La technique du FUD consiste à dénigrer un produit ou un service concurrent, quand ce n’est pas directement une personne d’une société concurrente. Sa portée est d’autant plus marquante qu’elle s’adresse à un auditoire peu concerné ou néophite.
Matériels reconditionnés, logiciels libres, …
De nombreuses légendes urbaines du type FUD ont ainsi cours sur toutes sortes de sujets, les politiciens y sont abonnés, suivis comme leurs ombres (ou serait-ce l’inverse?) par le business, encore plus friand de FUD. Le marketing a ses grands gourous du FUD, beaucoup de pub vantant les mérites de « nouveaux » produits en sont des démonstrations.
Paradoxalement, le consommateur sera souvent plus circonspect devant un étalage d’arguments fondés et avérés qui devraient lui faire prendre conscience du bien fondé d’une démarche que face à des « à peu près » assénés d’une manière entendue…
Évidemment l’emploi prolongé de PC et autres matériels reconditionnés, un des piliers du fonctionnement d’i.d & l, est une cible facile du FUD. Si facile et ancrée qu’il n’est pas réellement nécessaire aux distributeurs (petits et grands) de forcer le trait, car le pli est déjà pris chez le consommateur.
En la matière, passablement technologique, peu de personnes ont les connaissances leur permettant d’aborder la question sereinement : un PC de 4 ou 5 ans est-il suffisamment :
- fiable : ne va-t-il pas me lâcher dans les mois prochains ?
- dimensionné : pourra-t-il faire fonctionner mes logiciels avec le niveau de confort que j’en attends ?
- évolutif : pourra-t-il faire fonctionner les logiciels dont j’aurai peut-être besoin plus tard ?

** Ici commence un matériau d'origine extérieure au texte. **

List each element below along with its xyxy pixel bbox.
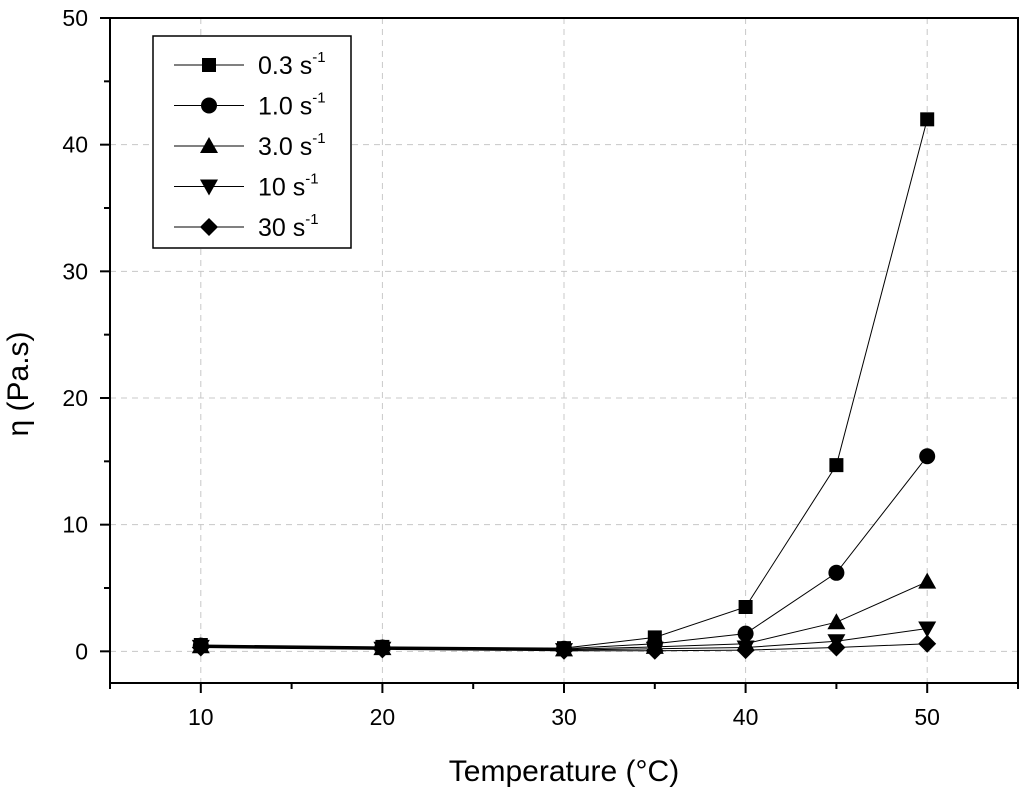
data-point-5 (736, 641, 755, 660)
data-point-1 (829, 458, 844, 473)
tick-labels: 10 20 30 40 50 0 10 20 30 40 50 (62, 5, 940, 730)
x-tick-label: 30 (551, 704, 577, 730)
y-tick-label: 20 (62, 385, 88, 411)
axis-ticks (100, 17, 1019, 693)
data-point-5 (373, 640, 392, 659)
data-point-2 (919, 448, 936, 465)
data-point-5 (555, 641, 573, 660)
data-point-5 (918, 634, 937, 653)
legend-marker (201, 97, 217, 114)
data-point-3 (918, 572, 937, 589)
data-point-2 (828, 564, 845, 581)
y-tick-label: 10 (62, 512, 88, 538)
x-axis-title: Temperature (°C) (449, 755, 679, 788)
data-point-1 (738, 600, 753, 614)
y-tick-label: 50 (62, 5, 88, 31)
legend-label-superscript: -1 (305, 171, 318, 188)
y-axis-title: η (Pa.s) (2, 331, 35, 436)
data-point-5 (191, 638, 210, 657)
legend-label: 10 s-1 (258, 171, 319, 202)
data-point-5 (645, 641, 664, 660)
legend-label-superscript: -1 (312, 49, 325, 66)
legend-label-superscript: -1 (312, 130, 325, 147)
y-tick-label: 30 (62, 258, 88, 284)
x-tick-label: 40 (733, 704, 759, 730)
legend-marker (202, 58, 216, 72)
data-point-5 (827, 638, 846, 657)
legend-marker (200, 137, 218, 153)
legend: 0.3 s-11.0 s-13.0 s-110 s-130 s-1 (152, 35, 352, 249)
series-group (191, 112, 937, 660)
data-point-1 (920, 112, 935, 127)
x-tick-label: 20 (370, 704, 396, 730)
x-tick-label: 50 (914, 704, 940, 730)
data-point-4 (918, 621, 937, 638)
legend-marker (200, 218, 218, 236)
legend-label-superscript: -1 (305, 211, 318, 228)
y-tick-label: 40 (62, 132, 88, 158)
legend-label-superscript: -1 (312, 90, 325, 107)
x-tick-label: 10 (188, 704, 214, 730)
y-tick-label: 0 (75, 638, 88, 664)
data-point-2 (737, 625, 754, 642)
data-point-3 (827, 613, 846, 630)
legend-marker (200, 179, 218, 196)
legend-box (152, 35, 352, 249)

Bref, un peu trop d’incertitudes pour se lancer (même si chaque point peut-être résolu simplement) ! Avec une machine neuve, au moins j’aurai la paix !…
Paix toute relative, et au prix fort.
Le logiciel libre est également un beau sujet pour les praticiens du FUD. Microsoft ne s’en prive pas, osant comparer le coût d’un gros serveur Linux à un simple PC Windows, comme le montrait T.Nitot (Mozilla France) en 2004 dans son billet sur le FUD.

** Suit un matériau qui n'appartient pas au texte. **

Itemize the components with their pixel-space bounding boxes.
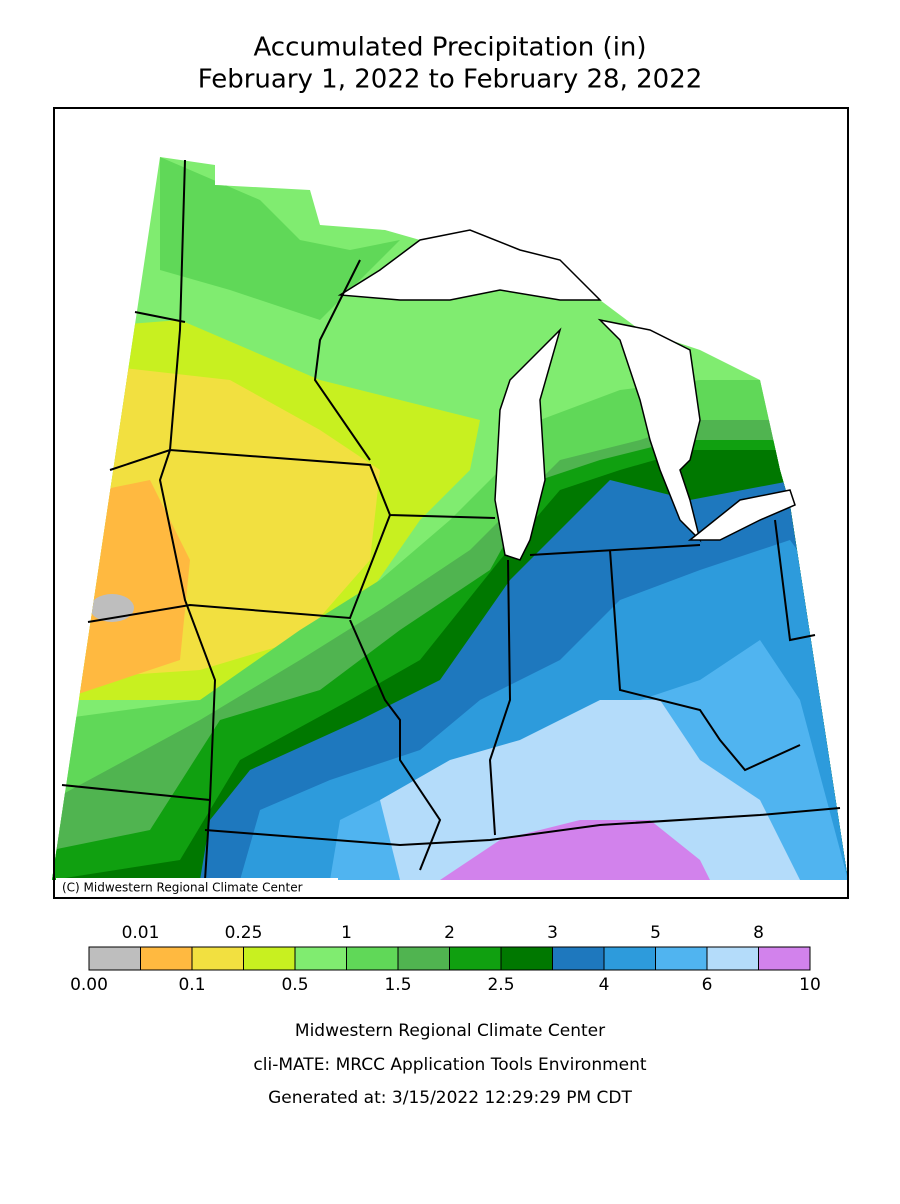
legend-swatch bbox=[140, 946, 193, 971]
legend: 0.01 0.25 1 2 3 5 8 0.00 0.1 0.5 1.5 2.5 4 6 10 bbox=[70, 923, 821, 995]
legend-swatch bbox=[397, 946, 450, 971]
map-credit: (C) Midwestern Regional Climate Center bbox=[62, 881, 303, 895]
legend-swatch bbox=[449, 946, 502, 971]
legend-label: 0.5 bbox=[281, 975, 308, 995]
legend-label: 1 bbox=[341, 923, 352, 943]
legend-label: 0.01 bbox=[122, 923, 160, 943]
legend-label: 4 bbox=[599, 975, 610, 995]
legend-swatch bbox=[500, 946, 553, 971]
legend-swatch bbox=[294, 946, 347, 971]
legend-swatch bbox=[552, 946, 605, 971]
precip-field bbox=[52, 157, 848, 880]
legend-label: 6 bbox=[702, 975, 713, 995]
legend-label: 0.00 bbox=[70, 975, 108, 995]
legend-swatch bbox=[88, 946, 141, 971]
legend-label: 2.5 bbox=[487, 975, 514, 995]
legend-label: 8 bbox=[753, 923, 764, 943]
credit-box bbox=[56, 878, 338, 896]
legend-label: 5 bbox=[650, 923, 661, 943]
legend-swatch bbox=[191, 946, 244, 971]
legend-swatch bbox=[655, 946, 708, 971]
legend-label: 0.25 bbox=[225, 923, 263, 943]
legend-label: 1.5 bbox=[384, 975, 411, 995]
legend-label: 10 bbox=[799, 975, 821, 995]
title-line: February 1, 2022 to February 28, 2022 bbox=[198, 65, 703, 95]
legend-swatch bbox=[603, 946, 656, 971]
legend-swatch bbox=[758, 946, 811, 971]
legend-swatch bbox=[706, 946, 759, 971]
map-frame bbox=[53, 107, 849, 899]
legend-swatch bbox=[243, 946, 296, 971]
footer-line: Generated at: 3/15/2022 12:29:29 PM CDT bbox=[268, 1088, 632, 1108]
title-line: Accumulated Precipitation (in) bbox=[253, 33, 646, 63]
legend-swatch bbox=[346, 946, 399, 971]
footer-line: Midwestern Regional Climate Center bbox=[295, 1021, 605, 1041]
state-lines bbox=[61, 159, 841, 881]
legend-label: 3 bbox=[547, 923, 558, 943]
legend-label: 2 bbox=[444, 923, 455, 943]
lakes bbox=[337, 229, 796, 561]
footer-line: cli-MATE: MRCC Application Tools Environ… bbox=[253, 1055, 646, 1075]
legend-label: 0.1 bbox=[178, 975, 205, 995]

Ce FUD est colporté par ceux qui y ont un intérêt financier direct : Microsoft, Apple, les éditeurs de solutions logicielles propriétaires et les sociétés de distribution de ces solutions. Il est aussi pratiqué par des journalistes et des informaticiens plus ou moins compétents en la matière, notamment ceux qui s’y seront intéressés « il y a quelques années », ou encore ceux qui ont développé leur parcours professionnel sur des solutions propriétaires. Heureusement pas tous, mais il est beaucoup plus facile à quelques-uns de ternir une réputation qu’à un grand nombre de la dorer…
Les peurs, incertitudes et doutes sont alors mis sur :
- la convivialité d’utilisation : c’est différent de ce que vous connaissez, c’est à dire Windows ! Chaque version de Windows n’apporte-t-elle pas des différences ? Et Office 2007 par rapport aux versions précédentes ?…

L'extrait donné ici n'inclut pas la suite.